The authors lay out a compelling case for why the market could be on the verge of another rise. For one, the current correction has dragged on for 18 months, far longer than the average bear market.

More importantly, even though most resource prices have suffered lately, they remain near historic highs, something that’s out of step with the low prices of many junior mining stocks. The authors point out:

“The miners of these metals are making near record margins. Fundamentally, that is remarkable news for the TSX Venture and the explorers that trade on the exchange. However, the reality is different from fantasy. Share prices of these exploration companies have been drastically reduced over the last 18 months. This sell-off has been entirely fear driven.”

But while panicked investors are hitting the sell button, major mining companies are looking to buy. That’s because the cost of building and operating new mines is rising, and many of the easiest-to-reach deposits have already been exploited. When you add in bargain-basement prices for juniors, you get the potential for a wave of merger and acquisition (M&A) activity across the sector. Already, the authors note, M&A activity is up 25 percent in the first six months of 2012 from the same period last year.

But that wave won’t lift all boats. The key, according to Hoddinott and Smith, is to hold the right juniors at the right time.

Looking for the “grey hair” and other ways of judging junior mining stocks

Hoddinott and Smith call solid management “the most important asset” for a TSX Venture company. For investors, that means taking a critical eye to the past accomplishments of the team at the top. The authors comment:

“Learn about the leaders in this space who have been bought out before, taken assets to production stages or formed joint ventures with the mining titans of the world. Investing in these people is what you want.”

One telltale sign? Look for the “grey hair” on a company’s management team: that is, older executives who have proven track records. But that doesn’t mean you should completely rule out companies that are headed by young people — just make sure they’re backed up by mining-industry veterans.

“It is not a terrible thing to have a young CEO run a junior resource company,” state Hoddinott and Smith. “But if a seasoned technical team — often with plenty of grey hair, or no hair — does not support him, the company is going to make crucial, shortsighted mistakes.”

The report lists a wide range of other earmarks of a junior with bright prospects, like insider involvement (if a company’s management team isn’t putting its money into the company, neither should you) and location.
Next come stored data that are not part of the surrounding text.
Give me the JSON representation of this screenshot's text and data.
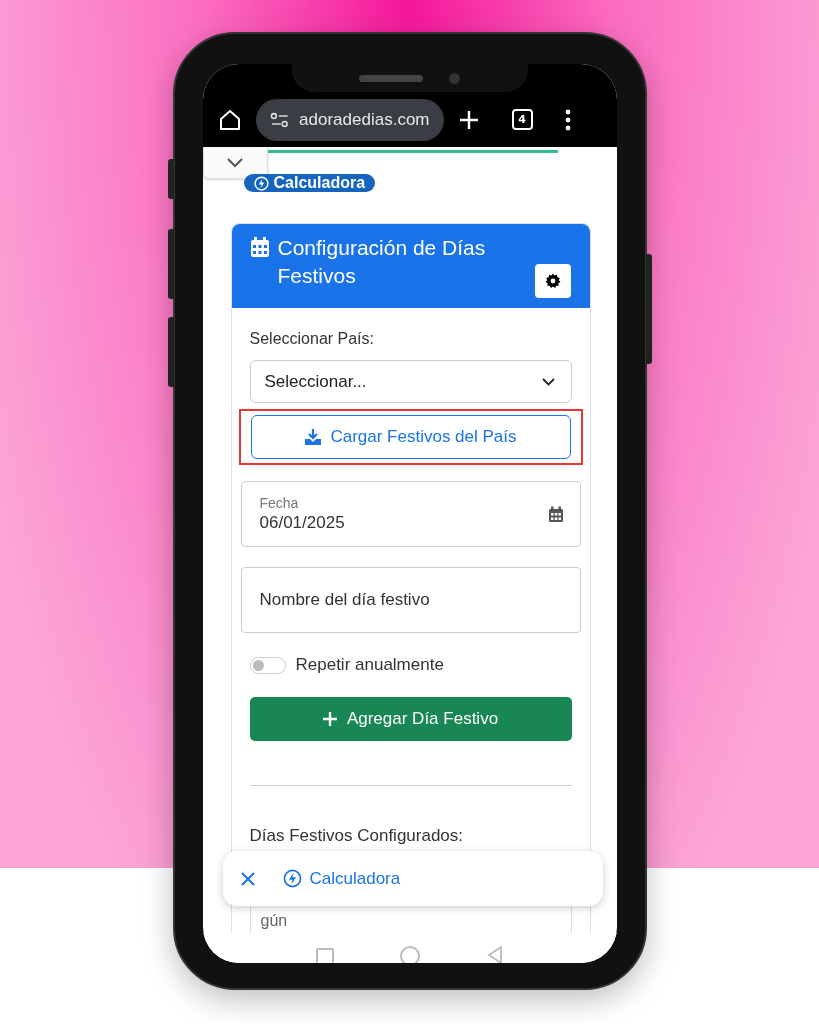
{
  "browser": {
    "url": "adoradedias.com",
    "tab_count": "4"
  },
  "badge": {
    "label": "Calculadora"
  },
  "card": {
    "title": "Configuración de Días Festivos",
    "country_label": "Seleccionar País:",
    "country_select": {
      "value": "Seleccionar..."
    },
    "load_button": {
      "label": "Cargar Festivos del País",
      "highlighted": true
    },
    "date_field": {
      "label": "Fecha",
      "value": "06/01/2025"
    },
    "name_field": {
      "placeholder": "Nombre del día festivo"
    },
    "repeat_toggle": {
      "label": "Repetir anualmente",
      "on": false
    },
    "add_button": {
      "label": "Agregar Día Festivo"
    },
    "configured_heading": "Días Festivos Configurados:",
    "empty_text": "gún"
  },
  "floating_bar": {
    "label": "Calculadora"
  }
}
If a company relies too heavily on a politically unstable country like Venezuela, say, it risks having its project swiped by a corrupt foreign government just when it’s about to become profitable.

In addition, the report shows investors, step by step, how to compare stocks they’re considering to others with similar operations. That is something that many investors overlook, according to the authors.

“Think about it,” they explain. “When you are in the market to buy a home and your budget is, for example, $400,000, you look for the best value your money can get by viewing all homes within your price range. Investing in junior mining stocks is no different.”

The crucial step: build a network — and don’t be afraid to ask questions

When asked for his most important piece of advice for any investor considering dipping a toe into the TSX Venture Exchange, Hoddinott again cites experience:

“If there’s one piece of advice I can give anyone looking to actively play junior resource stocks, it’s to build your network of industry professionals,” he asserted. “Their knowledge will save you a lot of stress, especially in the early years of learning how to do proper due diligence.”